Sandipan Bandyopadhyay

Trajectory-tracking control of parallel manipulators is more difficult than in the case of serial ones due to the presence of the loop-closure constraints and constraint forces resulting from them. One needs to eliminate these forces to get to the equation of motion, and then apply a control scheme. In this paper, such a control scheme is presented through application on a semi-regular Stewart platform manipulator (SRSPM). The manipulator has six degrees-of-freedom; however, it is modelled by a system of 18 coupled nonlinear ordinary differential equations (ODE) using the constrained Lagrangian formulation. The model is then linearised through feedback, and controlled by a linear PD servo scheme. Numerical simulations over a non-singular path show that the scheme is fairly accurate, at the cost of being computationally expensive. The scheme is general in nature, and as such, it is expected to work in the case of other parallel manipulators as well.

This paper presents the computation of the safe working zone (SWZ) of a parallel manipulator having three degrees of freedom. The SWZ is defined as a continuous subset of the workspace, wherein the manipulator does not suffer any singularity, and is also free from the issues of link interference and physical limits on its joints. The proposed theory is illustrated via application to two parallel manipulators: a planar 3-RRR manipulator and a spatial manipulator, namely, MaPaMan-I. It is also shown how the analyses can be applied to any parallel manipulator having three degrees of freedom, planar or spatial.

This paper presents a formulation to identify a sphere in the fixed-orientation workspace of a Stewart platform manipulator, such that no pair of legs of the platform would suffer an interference between them, if the geometric centre of the moving platform remained inside this sphere. Identification of such a sphere is an important step in the design and analysis of such manipulators. The geometric formulation leads to certain algebraic equations, and finally to the solution of a degree 8 univariate equation. The mathematical formulation is applied to two different situations, and the results obtained are verified by comparison with those obtained from an established open-source library designed to detect interference between solids.
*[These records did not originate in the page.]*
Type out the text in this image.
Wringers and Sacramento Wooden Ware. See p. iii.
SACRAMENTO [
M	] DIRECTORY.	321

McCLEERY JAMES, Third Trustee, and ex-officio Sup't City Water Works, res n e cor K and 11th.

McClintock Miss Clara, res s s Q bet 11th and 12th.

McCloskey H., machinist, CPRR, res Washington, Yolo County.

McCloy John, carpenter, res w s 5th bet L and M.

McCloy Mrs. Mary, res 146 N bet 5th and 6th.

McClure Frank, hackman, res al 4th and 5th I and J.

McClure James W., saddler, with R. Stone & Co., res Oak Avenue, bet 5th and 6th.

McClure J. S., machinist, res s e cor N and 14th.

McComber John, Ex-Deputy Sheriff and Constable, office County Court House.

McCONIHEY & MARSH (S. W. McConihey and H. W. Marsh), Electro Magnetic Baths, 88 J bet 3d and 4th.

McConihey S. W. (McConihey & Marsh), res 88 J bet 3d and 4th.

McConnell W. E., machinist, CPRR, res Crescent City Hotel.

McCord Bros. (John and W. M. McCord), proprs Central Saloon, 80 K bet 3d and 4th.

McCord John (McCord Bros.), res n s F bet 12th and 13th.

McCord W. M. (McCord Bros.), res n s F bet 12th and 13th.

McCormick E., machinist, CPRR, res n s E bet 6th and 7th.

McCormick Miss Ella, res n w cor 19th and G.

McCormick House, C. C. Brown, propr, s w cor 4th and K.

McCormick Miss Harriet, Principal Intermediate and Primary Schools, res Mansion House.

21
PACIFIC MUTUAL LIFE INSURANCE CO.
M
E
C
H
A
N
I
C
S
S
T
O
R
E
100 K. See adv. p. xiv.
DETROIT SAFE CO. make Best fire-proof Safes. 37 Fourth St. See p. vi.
This paper presents a formulation to identify a sphere in the fixed-orientation workspace of a Stewart platform manipulator, such that no pair of legs of the platform would suffer an interference between them, if the geometric centre of the moving platform remained inside this sphere. Identification of such a sphere is an important step in the design and analysis of such manipulators. The geometric formulation leads to certain algebraic equations, and finally to the solution of a degree 8 univariate equation. The mathematical formulation is applied to two different situations, and the results obtained are verified by comparison with those obtained from an established open-source library designed to detect interference between solids.

A two-degree-of-freedom RSSR-SSR manipulator is proposed for the sun-tracking application. A detailed study of its forward and inverse kinematic problems is presented. It is illustrated through an example that the requisite range of motion can be achieved for exact tracking at the chosen location without encountering singularities or violating the limits of commercially available spherical joints. Static analysis is also performed to show that the load is significantly distributed among the two limbs, thereby reducing the strength requirement on the foundations at base pivots.

Determination of the safe working zone (SWZ) of a parallel manipulator is a one-time computational task with several permanent benefits. As this subspace of the workspace of the manipulator is free of both the loss- and gain-type singularities, link interference, as well as physical joint limits, the manipulator can move freely in this space. Moreover, if the natural choice of a convex-shaped SWZ is adhered to, then point-to-point path planning inside the SWZ always has a trivial solution, namely, a segment joining the two points, which is guaranteed to be inside the workspace. In this paper, the SWZ of the 3-RRS existing in the İzmir Institute of Technology has been computed. Starting with the geometry of the manipulator, the loop-closure constraint equations have been derived. The singularity conditions are obtained based on the singularity of certain Jacobian matrices associated with the constraint functions. The interference between the links are detected by first encapsulating the links in rectangular parallelepipeds, which are then discretized into triangles, and subjected to collision tests between the relevant pairs of triangles. Using these theoretical developments, the SWZ is computed. The numerical results are depicted graphically.

Identification of the safe working zone (SWZ) of a parallel manipulator can be an important part of its path-planning process or design. Computationally efficient and accurate methods are required to make these demanding calculations practically feasible. This paper looks at the Cartesian and polar variants of a 2-D numerical scanner which are applicable for 3-degrees-of-freedom (DoF) planar or spatial parallel manipulators and presents a detailed analysis of their relative speeds, advantages and disadvantages, based on a case study involving the spatial 3 -RRS manipulator. Results of such a study provide the analysts with a deeper understanding of the functioning of the scanner, which in turn, helps the computation of the SWZ of other manipulators in a fast and reliable manner.